I often begin my essays to you with quotations from history or literature. I do this to demonstrate that our fight for democracy and against authoritarianism is not so different from what people have confronted before.
My goal is to use history to help contextualize the world we live in, even if it cannot, by itself, explain it. I always try to make clear that we are neither predestined to succeed in our fight for democracy nor guaranteed to fail.
As a result, there are certain texts, authors, and circumstances I have avoided because they are, in my view, too easy to connect. The parallels are so close that I fear my larger argument might be swallowed by the quotation or reference itself.
That is why I have avoided references to George Orwell’s “1984.” From time to time, I find myself rereading all or part of it. It always lands hard. It is that power that has made me hold back. But this week, it was that very power — the overwhelming force of Orwell’s prose — that came rushing into my mind and ultimately onto the page.
Central to Orwell’s tale is the Ministry of Truth. Winston Smith, “1984’s” rebellious protagonist, begins the novel working there — rewriting history and altering statistics to fit neatly with the totalitarian Party’s agenda. In Orwell’s words: “The past was erased, the erasure was forgotten, the lie became the truth.”
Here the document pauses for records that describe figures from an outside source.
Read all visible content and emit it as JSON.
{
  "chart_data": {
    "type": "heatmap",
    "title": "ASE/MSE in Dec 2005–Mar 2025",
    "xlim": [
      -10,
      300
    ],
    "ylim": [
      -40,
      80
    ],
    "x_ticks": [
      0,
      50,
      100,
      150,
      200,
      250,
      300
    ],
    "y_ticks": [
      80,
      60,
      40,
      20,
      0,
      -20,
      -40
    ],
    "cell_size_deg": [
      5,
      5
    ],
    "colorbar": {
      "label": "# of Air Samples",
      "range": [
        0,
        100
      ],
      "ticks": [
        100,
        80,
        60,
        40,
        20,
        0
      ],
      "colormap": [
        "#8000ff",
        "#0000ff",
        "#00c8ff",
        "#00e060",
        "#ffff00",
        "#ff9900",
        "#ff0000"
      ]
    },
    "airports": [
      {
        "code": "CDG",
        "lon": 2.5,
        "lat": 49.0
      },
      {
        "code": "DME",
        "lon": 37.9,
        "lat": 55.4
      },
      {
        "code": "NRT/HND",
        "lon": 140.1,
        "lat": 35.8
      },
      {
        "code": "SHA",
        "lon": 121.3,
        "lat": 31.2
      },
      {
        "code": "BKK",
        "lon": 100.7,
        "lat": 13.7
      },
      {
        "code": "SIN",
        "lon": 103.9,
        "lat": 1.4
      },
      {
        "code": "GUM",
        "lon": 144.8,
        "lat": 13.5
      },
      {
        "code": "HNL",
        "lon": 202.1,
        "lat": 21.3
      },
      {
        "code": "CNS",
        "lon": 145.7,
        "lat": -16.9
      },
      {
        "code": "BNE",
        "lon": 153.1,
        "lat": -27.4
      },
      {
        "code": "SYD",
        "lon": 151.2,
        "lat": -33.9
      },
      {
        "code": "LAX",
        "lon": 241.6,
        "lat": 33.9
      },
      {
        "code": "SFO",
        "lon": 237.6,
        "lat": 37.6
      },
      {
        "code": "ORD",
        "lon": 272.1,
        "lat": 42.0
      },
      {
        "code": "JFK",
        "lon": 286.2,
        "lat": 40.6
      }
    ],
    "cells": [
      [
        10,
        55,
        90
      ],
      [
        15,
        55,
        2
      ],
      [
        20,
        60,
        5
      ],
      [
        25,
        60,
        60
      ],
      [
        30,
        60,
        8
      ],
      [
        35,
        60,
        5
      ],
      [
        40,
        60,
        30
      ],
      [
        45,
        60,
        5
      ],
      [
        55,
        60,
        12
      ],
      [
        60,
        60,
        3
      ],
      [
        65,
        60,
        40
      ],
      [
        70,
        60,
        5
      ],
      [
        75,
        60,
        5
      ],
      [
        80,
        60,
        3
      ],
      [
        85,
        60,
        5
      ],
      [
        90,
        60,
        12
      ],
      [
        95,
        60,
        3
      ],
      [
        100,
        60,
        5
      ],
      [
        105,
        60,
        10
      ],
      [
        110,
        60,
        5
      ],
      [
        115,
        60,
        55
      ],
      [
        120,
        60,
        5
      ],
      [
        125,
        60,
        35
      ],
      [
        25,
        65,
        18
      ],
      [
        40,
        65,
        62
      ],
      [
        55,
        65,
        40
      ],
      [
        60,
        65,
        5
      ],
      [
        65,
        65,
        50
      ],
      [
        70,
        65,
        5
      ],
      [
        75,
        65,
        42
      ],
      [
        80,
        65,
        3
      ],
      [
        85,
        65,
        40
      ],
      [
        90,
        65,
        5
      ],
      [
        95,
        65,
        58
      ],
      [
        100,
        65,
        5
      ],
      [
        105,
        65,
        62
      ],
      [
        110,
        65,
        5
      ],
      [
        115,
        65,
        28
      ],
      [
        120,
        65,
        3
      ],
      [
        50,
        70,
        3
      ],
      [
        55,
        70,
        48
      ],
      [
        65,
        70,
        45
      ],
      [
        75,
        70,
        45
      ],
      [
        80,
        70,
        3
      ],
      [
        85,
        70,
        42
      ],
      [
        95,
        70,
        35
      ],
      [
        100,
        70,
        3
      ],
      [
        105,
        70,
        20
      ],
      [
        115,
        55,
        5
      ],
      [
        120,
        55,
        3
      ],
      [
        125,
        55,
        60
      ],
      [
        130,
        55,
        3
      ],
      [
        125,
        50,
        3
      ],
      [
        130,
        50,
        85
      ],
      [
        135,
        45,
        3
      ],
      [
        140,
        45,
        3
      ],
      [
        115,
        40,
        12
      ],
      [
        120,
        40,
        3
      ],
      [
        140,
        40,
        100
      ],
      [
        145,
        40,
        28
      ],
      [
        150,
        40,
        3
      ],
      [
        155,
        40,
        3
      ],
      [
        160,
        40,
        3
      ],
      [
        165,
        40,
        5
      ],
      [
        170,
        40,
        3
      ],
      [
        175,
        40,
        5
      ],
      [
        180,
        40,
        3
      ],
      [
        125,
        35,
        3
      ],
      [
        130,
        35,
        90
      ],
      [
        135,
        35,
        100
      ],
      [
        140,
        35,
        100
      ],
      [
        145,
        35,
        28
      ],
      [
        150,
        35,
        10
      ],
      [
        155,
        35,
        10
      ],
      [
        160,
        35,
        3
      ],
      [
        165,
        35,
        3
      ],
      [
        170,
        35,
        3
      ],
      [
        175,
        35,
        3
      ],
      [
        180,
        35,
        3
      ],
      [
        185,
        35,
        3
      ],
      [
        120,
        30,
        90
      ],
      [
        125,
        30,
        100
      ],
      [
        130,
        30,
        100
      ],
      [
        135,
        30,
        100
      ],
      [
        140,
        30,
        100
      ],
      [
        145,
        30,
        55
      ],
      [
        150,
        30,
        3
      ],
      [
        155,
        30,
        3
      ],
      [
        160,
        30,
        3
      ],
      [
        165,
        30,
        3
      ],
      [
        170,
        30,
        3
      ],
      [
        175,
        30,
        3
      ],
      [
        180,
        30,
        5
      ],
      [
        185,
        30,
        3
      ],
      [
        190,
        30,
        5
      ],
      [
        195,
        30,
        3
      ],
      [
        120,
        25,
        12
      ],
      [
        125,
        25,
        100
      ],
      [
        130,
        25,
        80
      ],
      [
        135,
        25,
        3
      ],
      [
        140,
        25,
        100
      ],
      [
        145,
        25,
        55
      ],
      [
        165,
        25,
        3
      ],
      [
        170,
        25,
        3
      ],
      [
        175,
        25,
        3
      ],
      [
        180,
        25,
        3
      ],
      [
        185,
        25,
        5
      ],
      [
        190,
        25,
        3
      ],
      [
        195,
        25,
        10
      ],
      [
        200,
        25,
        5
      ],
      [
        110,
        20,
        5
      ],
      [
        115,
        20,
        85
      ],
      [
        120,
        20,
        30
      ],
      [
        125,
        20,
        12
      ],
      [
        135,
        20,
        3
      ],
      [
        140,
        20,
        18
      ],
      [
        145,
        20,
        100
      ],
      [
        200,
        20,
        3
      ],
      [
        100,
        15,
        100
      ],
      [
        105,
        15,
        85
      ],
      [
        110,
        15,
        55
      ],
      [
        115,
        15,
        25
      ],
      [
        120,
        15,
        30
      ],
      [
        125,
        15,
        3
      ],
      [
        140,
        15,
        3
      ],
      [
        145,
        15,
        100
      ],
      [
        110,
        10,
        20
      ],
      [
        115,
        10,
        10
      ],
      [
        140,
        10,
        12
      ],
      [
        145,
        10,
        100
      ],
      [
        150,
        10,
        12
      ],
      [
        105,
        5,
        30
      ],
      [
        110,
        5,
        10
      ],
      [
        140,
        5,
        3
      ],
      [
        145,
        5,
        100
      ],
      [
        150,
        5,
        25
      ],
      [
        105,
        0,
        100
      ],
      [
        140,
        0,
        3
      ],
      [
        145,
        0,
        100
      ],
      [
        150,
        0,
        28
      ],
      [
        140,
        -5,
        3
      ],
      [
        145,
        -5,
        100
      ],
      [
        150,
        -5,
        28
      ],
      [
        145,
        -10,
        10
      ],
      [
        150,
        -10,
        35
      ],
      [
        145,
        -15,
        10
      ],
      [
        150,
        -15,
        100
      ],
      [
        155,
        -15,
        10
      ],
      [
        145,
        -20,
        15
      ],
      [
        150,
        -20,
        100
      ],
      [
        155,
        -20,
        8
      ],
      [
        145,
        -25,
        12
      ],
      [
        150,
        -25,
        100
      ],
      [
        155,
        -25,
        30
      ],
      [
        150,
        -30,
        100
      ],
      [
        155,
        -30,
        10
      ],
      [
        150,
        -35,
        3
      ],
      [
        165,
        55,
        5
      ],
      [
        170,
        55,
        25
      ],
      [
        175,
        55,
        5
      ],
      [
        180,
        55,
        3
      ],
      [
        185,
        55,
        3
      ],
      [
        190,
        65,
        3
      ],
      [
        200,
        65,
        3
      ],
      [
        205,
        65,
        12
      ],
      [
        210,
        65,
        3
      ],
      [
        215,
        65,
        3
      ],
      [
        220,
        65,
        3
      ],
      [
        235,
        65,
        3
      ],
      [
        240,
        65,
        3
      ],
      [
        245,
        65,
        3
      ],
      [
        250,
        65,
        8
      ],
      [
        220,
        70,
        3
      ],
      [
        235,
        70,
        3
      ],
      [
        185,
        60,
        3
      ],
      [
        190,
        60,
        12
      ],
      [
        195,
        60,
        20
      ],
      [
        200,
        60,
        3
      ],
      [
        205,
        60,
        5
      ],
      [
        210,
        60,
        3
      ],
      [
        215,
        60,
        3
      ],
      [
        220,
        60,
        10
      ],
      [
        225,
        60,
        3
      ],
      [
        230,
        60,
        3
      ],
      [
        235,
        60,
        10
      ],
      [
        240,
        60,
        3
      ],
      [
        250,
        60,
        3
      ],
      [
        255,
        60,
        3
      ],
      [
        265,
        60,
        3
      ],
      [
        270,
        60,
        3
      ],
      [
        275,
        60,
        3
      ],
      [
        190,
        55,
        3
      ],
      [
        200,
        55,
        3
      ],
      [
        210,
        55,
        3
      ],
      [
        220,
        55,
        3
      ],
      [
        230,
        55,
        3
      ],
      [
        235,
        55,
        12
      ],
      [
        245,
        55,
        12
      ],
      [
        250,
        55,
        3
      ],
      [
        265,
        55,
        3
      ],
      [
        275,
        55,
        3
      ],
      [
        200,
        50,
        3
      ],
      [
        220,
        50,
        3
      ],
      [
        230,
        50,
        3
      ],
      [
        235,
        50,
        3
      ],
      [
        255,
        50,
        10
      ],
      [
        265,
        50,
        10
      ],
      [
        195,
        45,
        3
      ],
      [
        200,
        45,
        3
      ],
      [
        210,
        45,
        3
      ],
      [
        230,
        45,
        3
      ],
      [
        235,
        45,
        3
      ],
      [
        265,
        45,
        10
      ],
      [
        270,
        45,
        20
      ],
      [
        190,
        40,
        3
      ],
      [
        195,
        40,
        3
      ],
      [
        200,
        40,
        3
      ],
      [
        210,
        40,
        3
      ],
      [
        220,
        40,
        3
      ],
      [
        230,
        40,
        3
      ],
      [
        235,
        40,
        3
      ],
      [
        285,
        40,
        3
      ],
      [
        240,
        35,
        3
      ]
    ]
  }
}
Donald Trump has lied about every election he has ever participated in. He lied about the results of primaries he lost in 2016, and after winning the general election that year, he lied about fraud tainting the results in states he lost.
Most infamously, Trump lied about the outcome of the 2020 election he lost to Joe Biden. That lie — the Big Lie — has become the central plank of the MAGA identity. If every movement has an uncompromising core, MAGA’s is this: the belief that Trump won the election and that it was stolen from him.
In his mythology, Trump is the victim, those of us who protected free and fair elections are the villains, and his supporters are the righteous. I have long known this false narrative exists. Hardly a day goes by that I am not subjected to some form of hate or election denial rooted in the lies Trump spreads.
But recently, I have come to understand that Trump is not merely trying to tell a different story — he is trying to erase the truth.
This is an important distinction. Trump is no longer satisfied with competing narratives. He wants only one. Achieving that means not only changing how history is described but also erasing our collective memory.
As Orwell wrote: “All that was needed was an unending series of victories over your own memory. ‘Reality control,’ they called it: in Newspeak, ‘doublethink.’”
The problem for many of us is that we remember Jan. 6, 2021. I was in Washington, D.C., cleaning up the last of Donald Trump’s frivolous lawsuits. As the images unfolded live on TV, it was terrifying. I watched in shock and horror as a violent mob stormed the Capitol —scaling the walls, attacking security officers, and threatening to kill the vice president.
Their goal was to prevent Congress from certifying the outcome of the 2020 election on the date prescribed in the U.S. Constitution. Their erroneous belief was that if state certificates were destroyed, if the Capitol was ransacked, if Congress could not convene, Donald Trump would remain in office indefinitely.
Those are memories that cannot be erased.
In the days that followed, I remember thinking that future generations would one day learn about Jan. 6. I thought they would ask what it was like to see the insurrection unfold before our eyes. I hoped they would recite the dates, the names, and the sequence of events because our democracy had survived.
I now understand that this is not the reality we are living in. Donald Trump does not want anyone to hear my memories — or yours — of Jan. 6, 2021.
What brought me to this horrific realization was an otherwise mundane incident involving two career prosecutors who were placed on leave just hours after filing a sentencing memo in a case against Taylor Taranto, a former Jan. 6 defendant who subsequently brought illegal guns to President Barack Obama’s house.
In the memo, the prosecutors accurately wrote that on Jan. 6 “thousands of people comprising a mob of rioters attacked the U.S. Capitol.”
My first reaction to their suspension for writing these words was dismay but not shock. We have seen many career DOJ lawyers reprimanded or fired for telling courts the truth. This seemed like just the latest example of the Department’s overt politicization.
But then, after their suspension, the DOJ quietly scrubbed the memo that had been filed with the court — removing all references to the Jan. 6 attack on the Capitol and Trump’s social media post that inspired Taranto to bring guns to President Obama’s home.
When asked about the changes, the U.S. attorney and former Fox News host Jeanine Pirro said, “I think the papers speak for themselves.” On that, we can agree.
I was not surprised that Trump pardoned Jan. 6 rioters, nor that he continues to lie. But the erasure of history — the removal of facts from court filings — is something altogether different.
In “1984,” Orwell wrote, “If all others accepted the lie which the Party imposed — if all records told the same tale — then the lie passed into history and became truth.”
This is Donald Trump’s long game: to rewrite the violent history that cements his authoritarian regime. To erase all election losses. To scrub the failures from our history books.
My advice to you — my request of you — is to hold on to your memories dearly. Write them down. Share them widely. Stand firm in our truths. If we stay silent, our past will be altered right before our eyes.
Do not give Trump that power. Do not let him change our past to suit the new history that sustains his authoritarian regime.